Originaire de Chicago, Eris Drew incarne cette connexion viscérale entre spiritualité et culture club. Depuis sa cabane du New Hampshire, elle co-dirige le label T4T LUV NRG avec sa partenaire Octo Octa, propageant une vision de la rave comme rituel extatique, un espace où les corps reprennent le pouvoir sur la culture dominante. Résidente de longue date du Smart Bar de Chicago et dj au Bunker NY, elle a commencé à mixer en 1994, et est aujourd’hui considérée comme un véritable phénomène underground.
Entre house originelle, breakbeat effréné et techno extatique avec un goût pour les vinyles rares et les trésors old-school, Eris Drew considère la musique comme le ‘Motherbeat’, une pulsation rituelle nous permettant d’échapper aux carcans dominants, capable de libérer les corps, dissoudre les frontières et les stéréotypes, et nous retrouver. Un paradigme auquel on ne peut qu’adhérer à Astropolis et on s’attend à une belle communion dans La Cour avec cette prêtresse de l’amour.

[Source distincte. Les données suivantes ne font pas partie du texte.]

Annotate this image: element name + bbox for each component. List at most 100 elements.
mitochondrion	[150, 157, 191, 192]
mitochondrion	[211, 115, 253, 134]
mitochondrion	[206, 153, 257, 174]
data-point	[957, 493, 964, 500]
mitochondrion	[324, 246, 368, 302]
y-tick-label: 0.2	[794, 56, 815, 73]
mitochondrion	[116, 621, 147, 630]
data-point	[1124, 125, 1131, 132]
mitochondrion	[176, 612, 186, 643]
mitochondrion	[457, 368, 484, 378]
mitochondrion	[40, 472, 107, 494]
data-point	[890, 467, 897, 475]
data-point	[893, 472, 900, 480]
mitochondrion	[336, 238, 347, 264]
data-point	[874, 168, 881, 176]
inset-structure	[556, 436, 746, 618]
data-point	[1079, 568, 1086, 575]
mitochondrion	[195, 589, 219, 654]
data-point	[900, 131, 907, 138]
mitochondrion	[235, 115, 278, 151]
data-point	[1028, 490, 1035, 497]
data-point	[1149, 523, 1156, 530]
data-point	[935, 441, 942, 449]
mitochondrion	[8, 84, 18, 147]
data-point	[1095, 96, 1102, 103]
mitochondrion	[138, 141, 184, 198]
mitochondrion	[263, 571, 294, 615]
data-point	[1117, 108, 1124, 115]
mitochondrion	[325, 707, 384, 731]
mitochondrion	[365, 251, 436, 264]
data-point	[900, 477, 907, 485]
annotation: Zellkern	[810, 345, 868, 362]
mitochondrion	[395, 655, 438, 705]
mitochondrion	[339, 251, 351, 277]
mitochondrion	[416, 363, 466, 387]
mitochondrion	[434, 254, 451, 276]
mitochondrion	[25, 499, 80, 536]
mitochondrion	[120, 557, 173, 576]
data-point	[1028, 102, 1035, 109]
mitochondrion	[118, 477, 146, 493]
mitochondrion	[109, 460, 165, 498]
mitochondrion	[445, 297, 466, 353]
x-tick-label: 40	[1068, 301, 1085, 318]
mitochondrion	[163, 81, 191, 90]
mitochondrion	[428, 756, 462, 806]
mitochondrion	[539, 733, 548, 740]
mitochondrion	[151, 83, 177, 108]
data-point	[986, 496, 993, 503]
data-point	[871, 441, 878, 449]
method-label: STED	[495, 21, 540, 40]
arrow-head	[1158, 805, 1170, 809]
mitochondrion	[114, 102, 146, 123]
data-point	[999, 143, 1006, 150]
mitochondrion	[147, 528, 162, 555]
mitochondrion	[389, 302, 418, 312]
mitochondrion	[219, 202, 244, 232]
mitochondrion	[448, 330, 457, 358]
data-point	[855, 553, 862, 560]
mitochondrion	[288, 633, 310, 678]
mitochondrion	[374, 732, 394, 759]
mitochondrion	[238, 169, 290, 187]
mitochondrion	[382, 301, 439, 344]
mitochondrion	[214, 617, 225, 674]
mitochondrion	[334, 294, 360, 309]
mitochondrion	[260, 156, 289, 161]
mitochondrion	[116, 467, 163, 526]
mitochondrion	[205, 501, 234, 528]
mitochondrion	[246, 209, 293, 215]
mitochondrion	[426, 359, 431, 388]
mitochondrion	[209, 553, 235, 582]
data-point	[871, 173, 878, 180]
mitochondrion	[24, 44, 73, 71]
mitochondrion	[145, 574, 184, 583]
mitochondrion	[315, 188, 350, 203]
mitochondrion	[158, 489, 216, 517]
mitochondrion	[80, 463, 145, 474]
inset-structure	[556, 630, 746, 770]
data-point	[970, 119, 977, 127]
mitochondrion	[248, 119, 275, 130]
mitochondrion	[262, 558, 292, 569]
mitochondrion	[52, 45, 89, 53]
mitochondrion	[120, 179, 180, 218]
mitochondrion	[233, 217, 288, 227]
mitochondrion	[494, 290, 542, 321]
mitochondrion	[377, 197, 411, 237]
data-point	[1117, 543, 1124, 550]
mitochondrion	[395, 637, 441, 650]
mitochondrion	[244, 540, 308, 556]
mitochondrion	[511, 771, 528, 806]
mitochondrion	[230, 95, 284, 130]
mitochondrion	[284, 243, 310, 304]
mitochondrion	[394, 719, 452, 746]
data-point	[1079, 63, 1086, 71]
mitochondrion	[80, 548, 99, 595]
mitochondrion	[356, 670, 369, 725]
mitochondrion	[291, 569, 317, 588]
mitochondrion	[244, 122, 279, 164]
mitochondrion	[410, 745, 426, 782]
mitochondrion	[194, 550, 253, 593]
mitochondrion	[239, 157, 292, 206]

Originaire de Manchester et affiliée au mythique Sinai Sound System, Hana Mercy est une collectionneuse de vinyles rares à la présence magnétique et à la maîtrise absolue des rythmes. Aux côtés de Sinai ou d’Impressa Sound, elle a écumé les festivals du monde entier pour partager avec une générosité sans limites ses bonnes vibrations et son large spectre reggae et dub, des racines roots fondamentales aux steppers modernes, cultivant avec goût et précision la culture soundsystem.
Pour clôturer l’Astrofloor dans une communion totale, nous réunissons deux univers et deux générations d’artistes qui partagent la même science du dancefloor.
D’un côté, l’indétrônable Jen Cardini, figure de proue qui accompagne l’histoire d’Astropolis depuis ses débuts. De l’autre, Mor Elian, passée dans notre Cour pour les 25 ans d’Astropolis.
Depuis 30 ans, Jen Cardini, rassemble les passionné·es dans les clubs du monde entier. De l’intimité moite du mythique Pulp parisien aux scènes des plus grands festivals internationaux et des clubs avant-gardistes, Jen Cardini a toujours conservé un lien sincère et fidèle avec les musiques électroniques. À travers ses mixes, ses labels Correspondant et DISCHI, ses remixes et productions, cette visionnaire a contribué à redéfinir la scène électronique française, plaçant la transmission et la communauté queer au cœur d’une vision de la fête engagée et politique.
Face à elle, Mor Elian incarne l’avant-garde subversive. Co-fondatrice de l’innovant label Fever AM avec Rhyw, elle s’est imposée par un sound design aux échos métalliques et une affection particulière pour les rythmes saccadés et les structures complexes. Avec des passages remarqués sur des festivals comme Dekmantel, Draimoleen, Primavera ou Sustain-Release, elle s’affirme comme l’une des voix les plus singulières de la scène européenne, jonglant avec une agilité rare entre techno taillée pour le dancefloor et expérimentations futuristes. Une rencontre rare que l’on attend avec impatience pour ce closing particulier.